In a news release issued Tuesday morning, the Competition Bureau said “digital dispatch services” such as Uber, where users request nearby drivers and pay using their phones, can introduce lower prices to the taxi industry while being more convenient and potentially leading to better service.
“Digital dispatch services offer an innovative and convenient alternative to traditional methods of arranging urban transportation, such as hailing a taxicab on the street or phoning a traditional dispatcher,” the news release said.
“In addition, many of the new emerging software applications offer additional features, including payment options and Global Positioning System technology to allow consumers to identify nearby available vehicles and tailor their requests accordingly.
“While early digital dispatch services generally connected passengers to licensed taxicab drivers, some applications are now facilitating ‘ride sharing’ services that connect passengers to private drivers that wish to offer transport services.”
Asks cities to look into 'less restrictive regulations'
The Competition Bureau said it acknowledges municipalities such as Montreal, Calgary and Vancouver have banned ridesharing services while others such as Ottawa and Toronto have told bylaw officers to ticket Uber drivers.
“The Bureau believes municipalities should consider whether prohibitions on digital dispatch services and ridesharing applications are necessary and explore whether less restrictive regulations could adequately address their concerns,” it said.
Local governments such as the ones named above have been critical of the lack of regulation surrounding Uber, while taxi companies say it’s unfair to them because of all the regulations they have to follow that rideshare drivers don’t.

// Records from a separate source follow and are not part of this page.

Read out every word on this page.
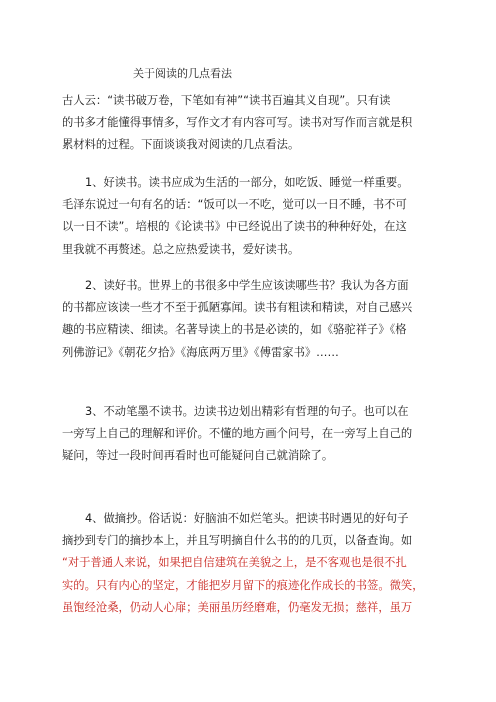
关于阅读的几点看法

古人云：“读书破万卷，下笔如有神”“读书百遍其义自现”。只有读
的书多才能懂得事情多，写作文才有内容可写。读书对写作而言就是积
累材料的过程。下面谈谈我对阅读的几点看法。

1、好读书。读书应成为生活的一部分，如吃饭、睡觉一样重要。
毛泽东说过一句有名的话：“饭可以一不吃，觉可以一日不睡，书不可
以一日不读”。培根的《论读书》中已经说出了读书的种种好处，在这
里我就不再赘述。总之应热爱读书，爱好读书。

2、读好书。世界上的书很多中学生应该读哪些书？我认为各方面
的书都应该读一些才不至于孤陋寡闻。读书有粗读和精读，对自己感兴
趣的书应精读、细读。名著导读上的书是必读的，如《骆驼祥子》《格
列佛游记》《朝花夕拾》《海底两万里》《傅雷家书》……

3、不动笔墨不读书。边读书边划出精彩有哲理的句子。也可以在
一旁写上自己的理解和评价。不懂的地方画个问号，在一旁写上自己的
疑问，等过一段时间再看时也可能疑问自己就消除了。

4、做摘抄。俗话说：好脑油不如烂笔头。把读书时遇见的好句子
摘抄到专门的摘抄本上，并且写明摘自什么书的的几页，以备查询。如
“对于普通人来说，如果把自信建筑在美貌之上，是不客观也是很不扎
实的。只有内心的坚定，才能把岁月留下的痕迹化作成长的书签。微笑，
虽饱经沧桑，仍动人心扉；美丽虽历经磨难，仍毫发无损；慈祥，虽万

Toronto mayor-elect John Tory has shown more support, saying a courtroom battle isn’t the way to handle the issue.
"You sit down [with the operators] and sort these things out," said Tory last week. "But you don't sort them out from the premise that says these applications are going away, that we're going to go back to the way things were before.
"We have to work something out that protects public safety and makes sure we have fair competition but also doesn't try to pretend something like Uber is just going to go away because it's not."
The bureau said it can’t speak to safety concerns that have arisen as more people use these services but hopes regulations should be what’s “reasonably necessary” to protect consumers, not further.
Canada’s Competition Bureau is an independent law enforcement agency operating under the basic assumption that competition is good for consumers and businesses.
Its views on Uber were published in its periodically-published Competition Advocate series that looks at industries that may benefit from more competition.